The early response among Republicans to the announcement that Bristol Palin, the 17-year-old daughter of GOP VP hopeful Sarah Palin, is pregnant, has been calm and collected, although it has definitely raised concerns for rank-and-file Republicans that more unpleasant revelations may soon follow.
Responding to Internet rumors that Bristol Palin had given birth earlier this year, and that Sarah Palin had claimed the child was her son Trig, the McCain campaign released a statement saying that Bristol Palin is currently pregnant and plans to marry the father.

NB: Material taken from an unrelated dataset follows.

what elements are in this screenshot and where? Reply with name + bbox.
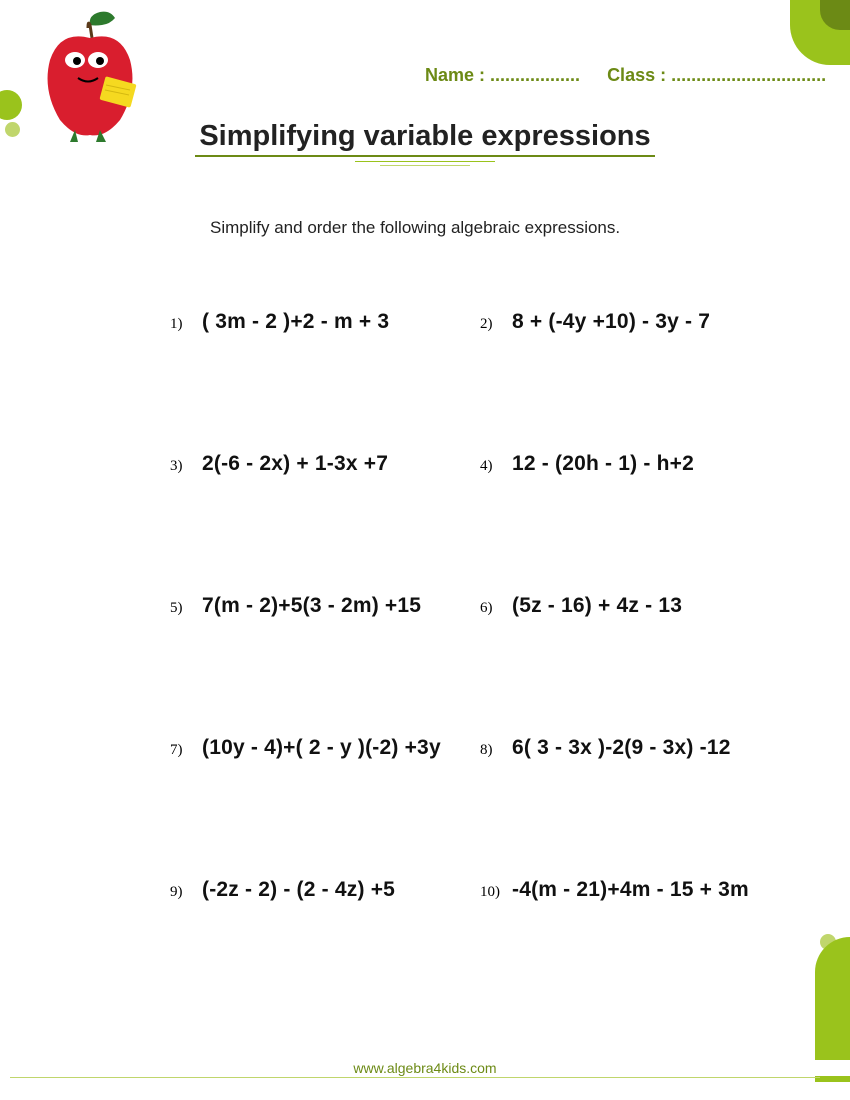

Republicans have either taken the line that Bristol Palin's pregnancy is a personal matter for Palin and her family, or they are suggesting that it is a situation that lots of normal Americans can relate to, either from their own family history or that or friends and classmates.

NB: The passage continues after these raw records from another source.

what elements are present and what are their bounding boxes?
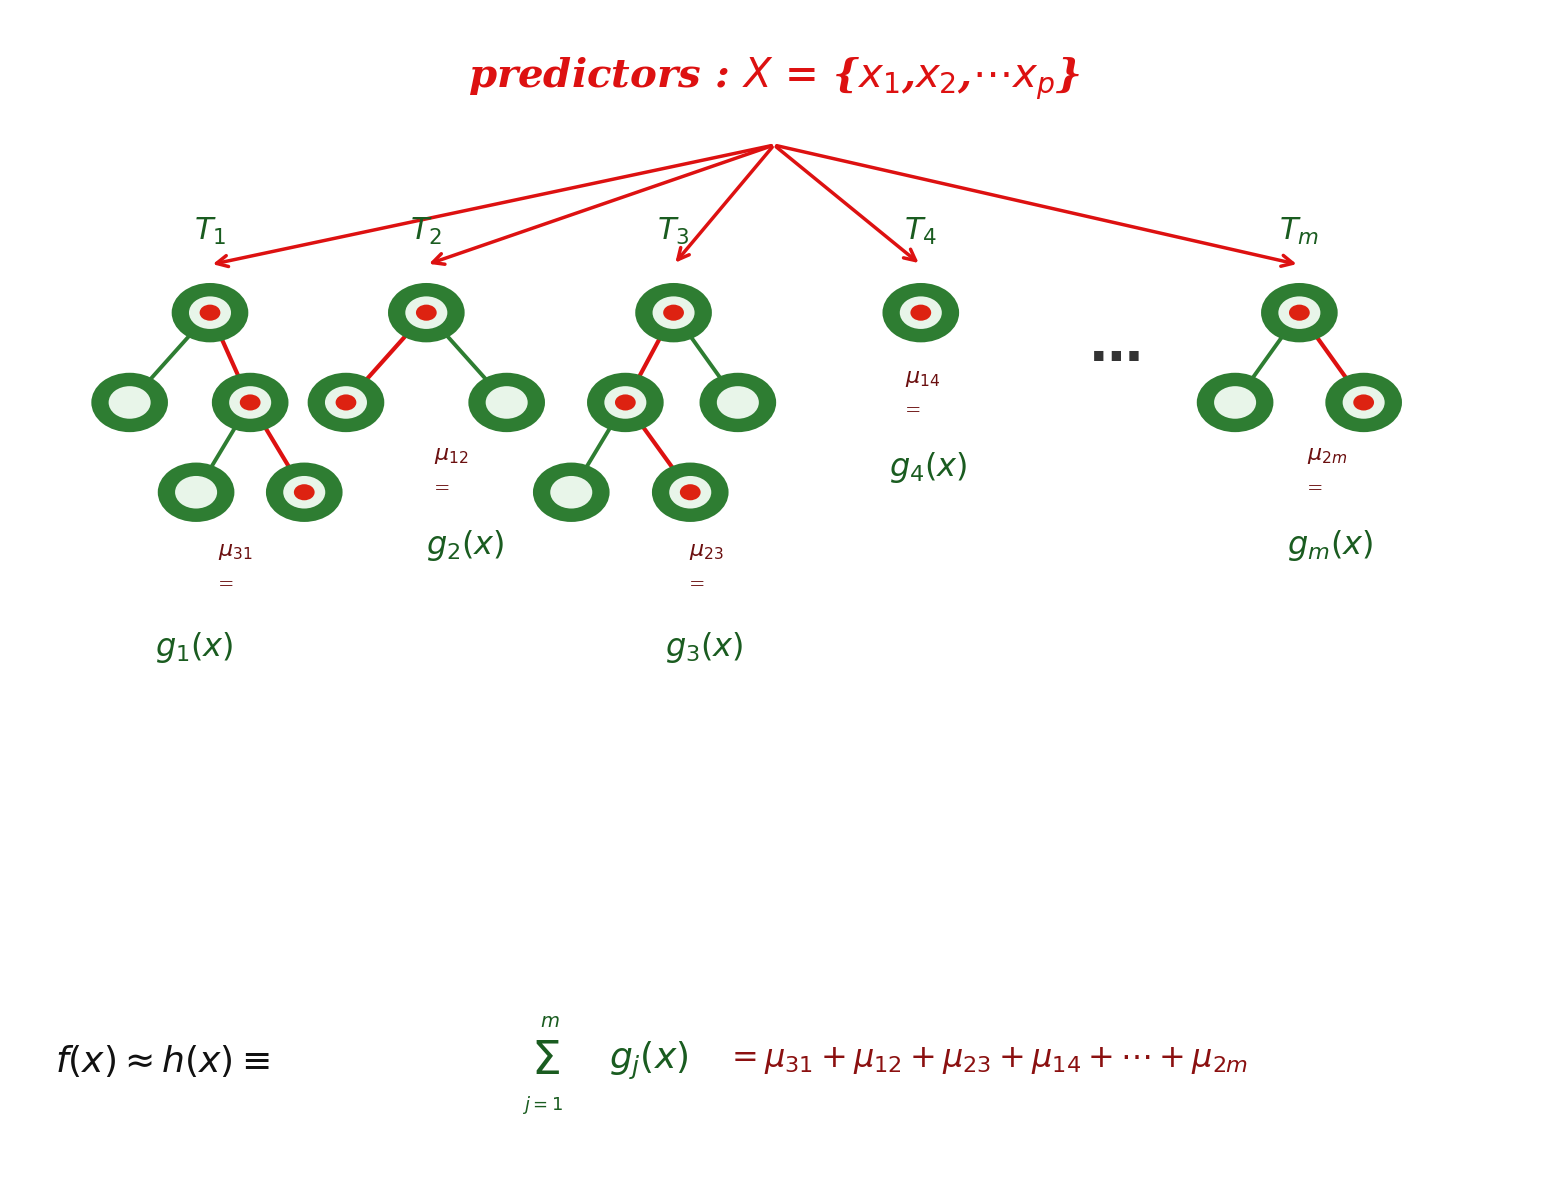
Text: $\mathit{T}_2$: $\mathit{T}_2$ [410,216,443,247]
Text: =: = [218,576,234,594]
Circle shape [700,373,776,432]
Circle shape [1262,283,1337,342]
Circle shape [200,305,220,320]
Text: =: = [433,480,450,498]
Circle shape [587,373,664,432]
Circle shape [212,373,288,432]
Circle shape [389,283,464,342]
Circle shape [1353,395,1375,410]
Circle shape [240,395,260,410]
Circle shape [899,296,941,329]
Text: $\Sigma$: $\Sigma$ [531,1038,560,1084]
Text: $\mathit{T}_3$: $\mathit{T}_3$ [658,216,690,247]
Circle shape [172,283,248,342]
Text: $\mathit{T}_1$: $\mathit{T}_1$ [194,216,226,247]
Text: predictors : $\mathit{X}$ = {$\mathit{x}_1$,$\mathit{x}_2$,$\cdots$$\mathit{x}_p: predictors : $\mathit{X}$ = {$\mathit{x}… [467,55,1081,103]
Text: $\mu_{31}$: $\mu_{31}$ [218,540,252,562]
Circle shape [158,462,234,522]
Circle shape [1197,373,1274,432]
Circle shape [325,386,367,419]
Circle shape [336,395,356,410]
Text: $g_2(x)$: $g_2(x)$ [426,528,505,563]
Text: =: = [906,402,923,420]
Circle shape [308,373,384,432]
Text: $\mu_{12}$: $\mu_{12}$ [433,444,469,467]
Circle shape [635,283,712,342]
Text: $m$: $m$ [540,1013,560,1031]
Circle shape [189,296,231,329]
Circle shape [882,283,960,342]
Text: $f(x) \approx h(x) \equiv$: $f(x) \approx h(x) \equiv$ [56,1043,269,1079]
Circle shape [406,296,447,329]
Circle shape [615,395,636,410]
Circle shape [469,373,545,432]
Text: $\mathit{T}_4$: $\mathit{T}_4$ [904,216,938,247]
Circle shape [604,386,647,419]
Text: $g_j(x)$: $g_j(x)$ [608,1040,687,1082]
Circle shape [175,476,217,509]
Text: $g_4(x)$: $g_4(x)$ [889,450,968,485]
Circle shape [669,476,711,509]
Text: $= \mu_{31}+\mu_{12}+\mu_{23}+\mu_{14}+\cdots+\mu_{2m}$: $= \mu_{31}+\mu_{12}+\mu_{23}+\mu_{14}+\… [724,1045,1248,1076]
Circle shape [294,485,314,500]
Text: $g_3(x)$: $g_3(x)$ [666,630,743,665]
Text: $\mu_{23}$: $\mu_{23}$ [689,540,724,562]
Circle shape [680,485,701,500]
Circle shape [1325,373,1402,432]
Circle shape [653,296,695,329]
Circle shape [229,386,271,419]
Circle shape [108,386,150,419]
Circle shape [416,305,437,320]
Circle shape [91,373,169,432]
Circle shape [717,386,759,419]
Circle shape [266,462,342,522]
Text: $\mu_{14}$: $\mu_{14}$ [906,366,941,389]
Text: $g_m(x)$: $g_m(x)$ [1288,528,1373,563]
Circle shape [1289,305,1310,320]
Circle shape [533,462,610,522]
Text: $\mathit{T}_m$: $\mathit{T}_m$ [1279,216,1319,247]
Circle shape [910,305,932,320]
Circle shape [1214,386,1255,419]
Text: =: = [689,576,706,594]
Circle shape [550,476,593,509]
Text: $\mu_{2m}$: $\mu_{2m}$ [1307,444,1347,467]
Text: $g_1(x)$: $g_1(x)$ [155,630,234,665]
Circle shape [1342,386,1384,419]
Circle shape [1279,296,1320,329]
Circle shape [663,305,684,320]
Text: $\boldsymbol{\cdots}$: $\boldsymbol{\cdots}$ [1088,332,1139,383]
Text: =: = [1307,480,1324,498]
Circle shape [283,476,325,509]
Circle shape [486,386,528,419]
Circle shape [652,462,729,522]
Text: $j=1$: $j=1$ [522,1094,562,1116]
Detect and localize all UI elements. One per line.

"I don't think this is going to be a big deal down the stretch" of the 2008 election, said a top House Republican aide, speaking on the condition of anonymity.
"It's nobody's business but the Palins," added another Senate GOP leadership staffer.
But it does create a level of uncertaintly about Palin, among Republicans and the media, and that can be a huge negative for Palin's candidacy. Combined with Troopergate, the allegation that Palin fired the top Alaska state police official because he refused to fire Palin's former brother-in-law, a trooper.
"Clearly, yes, absolutely," said a GOP strategist when asked about whether Republicans were afraid more negative stories about Palin would emerge soon.
"Palin can get through this, but what you don't want is a level of uncertainty about her, about whether she should be on the [Republican] ticket. That's not a good thing for any candidate."